Technology transfer is an important condition for sustained growth. The article reviewed in the scope of this paper is titled “Challenges in Technology Transfer from Developed to Developing Countries.” In it, the authors discuss several barriers in implementation of new technological solutions for waste management in Middle Europe. Waste management and disposal is widely utilized in the countries of Western Europe. The EU realized the economic, ecological, and health benefits of the process and has built up the infrastructure to support it. However, the introduction of the same principles in some of its developing members such as Serbia, Hungary, and Romania, has encountered certain issues associated with technology transfer. According to Ragossnig and Vujic (2015), the primary barriers to technology transfer in any country are as follows:
- Lack of legislation or economic-based demand. Without demand, neither the government nor private investors would provide the financial resources to facilitate technology transfer.

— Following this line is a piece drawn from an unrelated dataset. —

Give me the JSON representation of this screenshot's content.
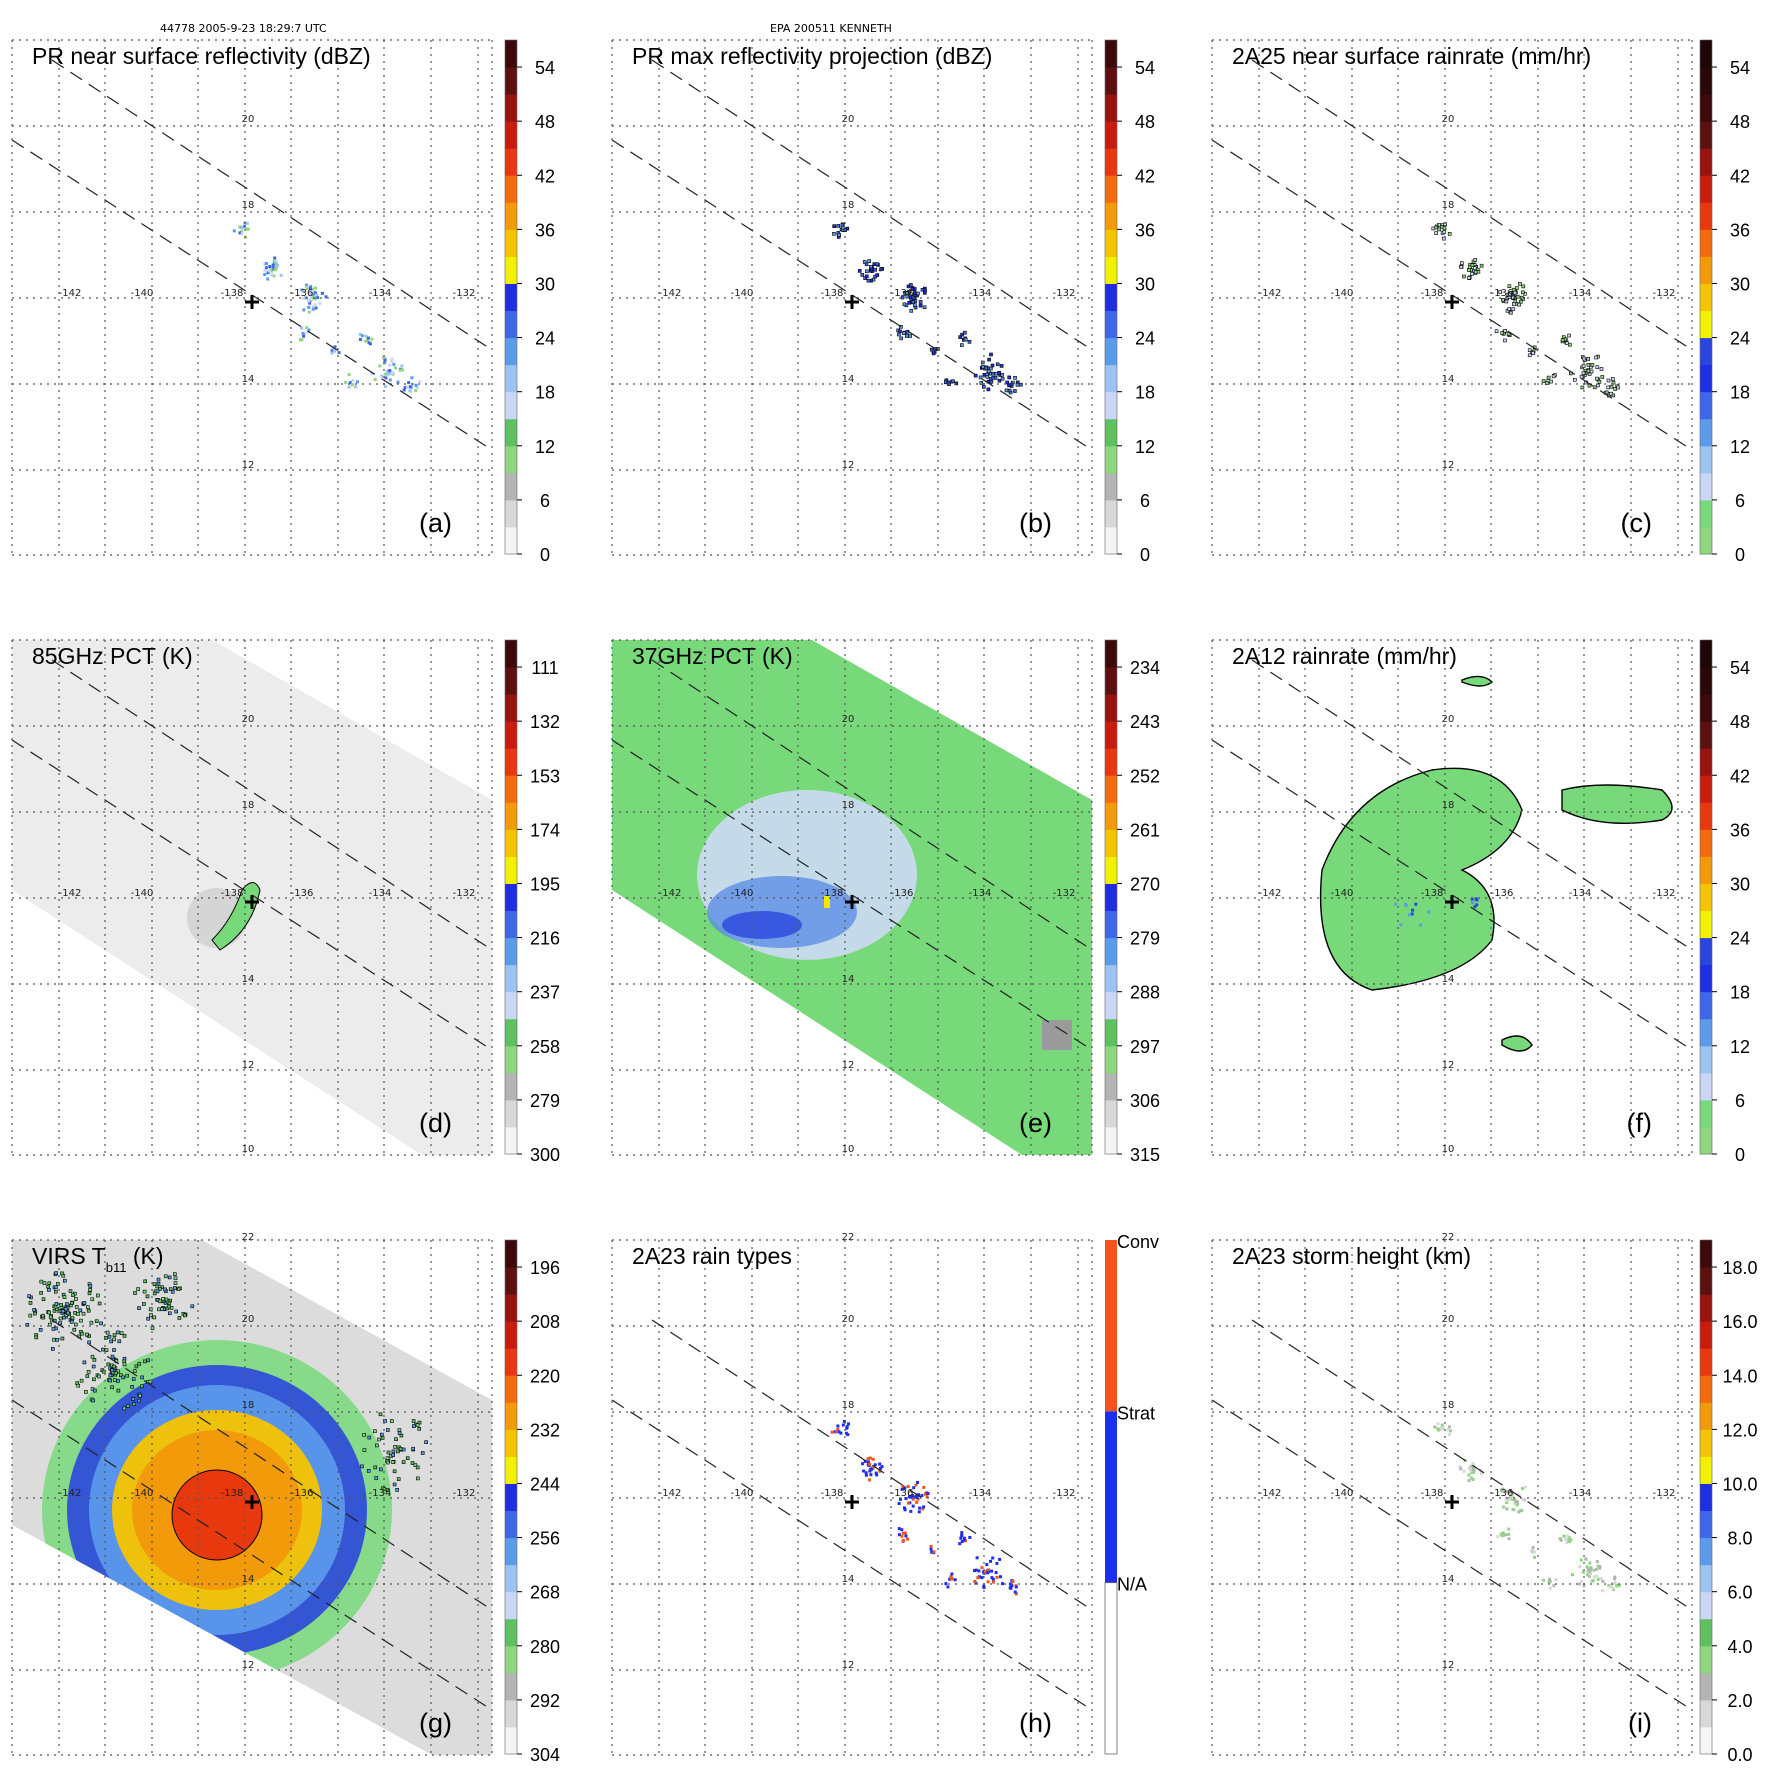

- Lack of political stability. The introduction of new practices and technologies takes at least 5-10 years on average. Without political stability and a stable course for innovation, the process is likely to be stopped halfway.
- Lack of funds. This barrier is related to the issues presented above. Without any investors or political stability, it is unlikely to gather enough funds to complete the technology transfer project.
- Lack of public acceptance. If people oppose the introduction of new technologies, any venture is doomed to failure. There must be a public demand for a technology transfer, before it can be introduced. Ragossnig and Vujic (2015) state that the process of technological change must start with clear and steady political signals, which would influence public acceptance rates and prepare a basis for attracting investors and gathering funds. The conditions described in the article are similar to other areas, such as healthcare.